3.4 inflation_radius Tuning

Too small (e.g., exactly robot_radius):
  Robot path hugs walls → robot scrapes obstacles
  Paths through narrow corridors may work but margins are zero

Too large (e.g., 1.5× corridor width):
  Inflation from both walls overlaps → entire corridor is high-cost
  Planner may declare NO PATH even though the robot could fit
  Robot refuses to enter narrow sections

Correct:
  inflation_radius = robot_radius + safety_margin
  safety_margin = 0.1–0.3m depending on robot speed and controller accuracy

Diagnosis: If the planner reports “no path found” but the corridor is clearly passable, reduce inflation_radius or check that the robot_radius parameter matches the actual robot footprint.


PART 4 — PLANNERS AND CONTROLLERS


4.1 The Planner: Global Path Planning

The planner receives a goal pose and the global costmap, and returns a path (a list of poses from current position to goal).

NavFn Planner (Dijkstra / A*):

Strengths:  Reliable, well-tested, handles most warehouse maps
Weaknesses: Doesn't account for robot kinematics (can produce paths a
            differential-drive robot can't physically follow)
Parameters: use_astar: true/false, allow_unknown: true/false

SmacPlanner (SE2 / Hybrid-A* search):

Strengths:  Kinematically-feasible paths (respects min turn radius)
            Better for non-holonomic robots in tight spaces
Weaknesses: Slower than NavFn, more parameters to tune
Parameters: minimum_turning_radius, motion_model_for_search: DUBIN/REEDS_SHEPP

Here, SE2 means the planner reasons over $(x, y, \theta)$ instead of just $(x, y)$. SE2 is the state space; Hybrid-A* is the style of search algorithm operating in that state space.

Why NavFn and Smac feel so different

NavFn and Smac are not just two implementations of the same idea. They search in different spaces.

  • NavFn searches a 2D grid: “Which cells get me from start to goal?”
  • SmacPlanner Hybrid-A* searches a higher-dimensional state: “Which position + heading states can this robot actually drive through?”

That is why NavFn is fast and robust on open warehouse maps, but can return a path that looks good on the map and still asks the robot to do something physically ugly. Smac is slower because it carries more information, but that extra information is exactly what lets it respect turning radius and direction changes.

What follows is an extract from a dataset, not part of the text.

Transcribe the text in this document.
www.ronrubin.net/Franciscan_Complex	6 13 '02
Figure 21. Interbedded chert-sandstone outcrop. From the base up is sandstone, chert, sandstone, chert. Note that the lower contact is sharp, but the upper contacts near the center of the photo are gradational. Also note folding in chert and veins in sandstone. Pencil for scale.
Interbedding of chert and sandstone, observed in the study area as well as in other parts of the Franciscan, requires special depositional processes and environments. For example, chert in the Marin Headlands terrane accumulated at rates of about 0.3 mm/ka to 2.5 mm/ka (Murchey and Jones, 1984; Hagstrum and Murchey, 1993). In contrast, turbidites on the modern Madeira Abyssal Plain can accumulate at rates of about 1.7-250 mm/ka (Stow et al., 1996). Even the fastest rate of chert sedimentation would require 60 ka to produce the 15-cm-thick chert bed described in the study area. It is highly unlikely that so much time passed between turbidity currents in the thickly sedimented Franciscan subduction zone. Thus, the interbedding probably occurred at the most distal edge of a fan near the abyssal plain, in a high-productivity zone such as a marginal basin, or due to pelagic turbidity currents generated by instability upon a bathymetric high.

Dijkstra vs A*: the search cost functions

For grid planners, the most important mental model is the scoring function used to decide what node to expand next.

Dijkstra:

$$ f(n) = g(n) $$
  • $g(n)$ = exact cost from the start to the current node
  • No goal-directed guess is used
  • Result: the search expands outward like a ripple

A*:

$$ f(n) = g(n) + h(n) $$
  • $g(n)$ = exact cost from the start so far
  • $h(n)$ = heuristic estimate from the current node to the goal
  • Result: the search is biased toward states that appear closer to the goal

For a 4-connected grid, a common heuristic is the Manhattan distance:

$$ h(n) = |x_n - x_g| + |y_n - y_g| $$

If $h(n)$ never overestimates the true remaining cost, A is still optimal. That is the key rule behind an admissible heuristic*.

Tiny grid example

Imagine a robot moving one cell at a time with cost 1 per move:

S . . .
. X . .
. X . G
. . . .
  • S = start
  • G = goal
  • X = blocked cell

If you run Dijkstra, it does not care where the goal is yet. It keeps expanding by increasing path cost:

0 1 2 3
1 X 3 4
2 X 4 G
3 4 5 6

This is good when you truly want the full shortest-path cost field, but it explores many cells that obviously do not help reach the goal quickly.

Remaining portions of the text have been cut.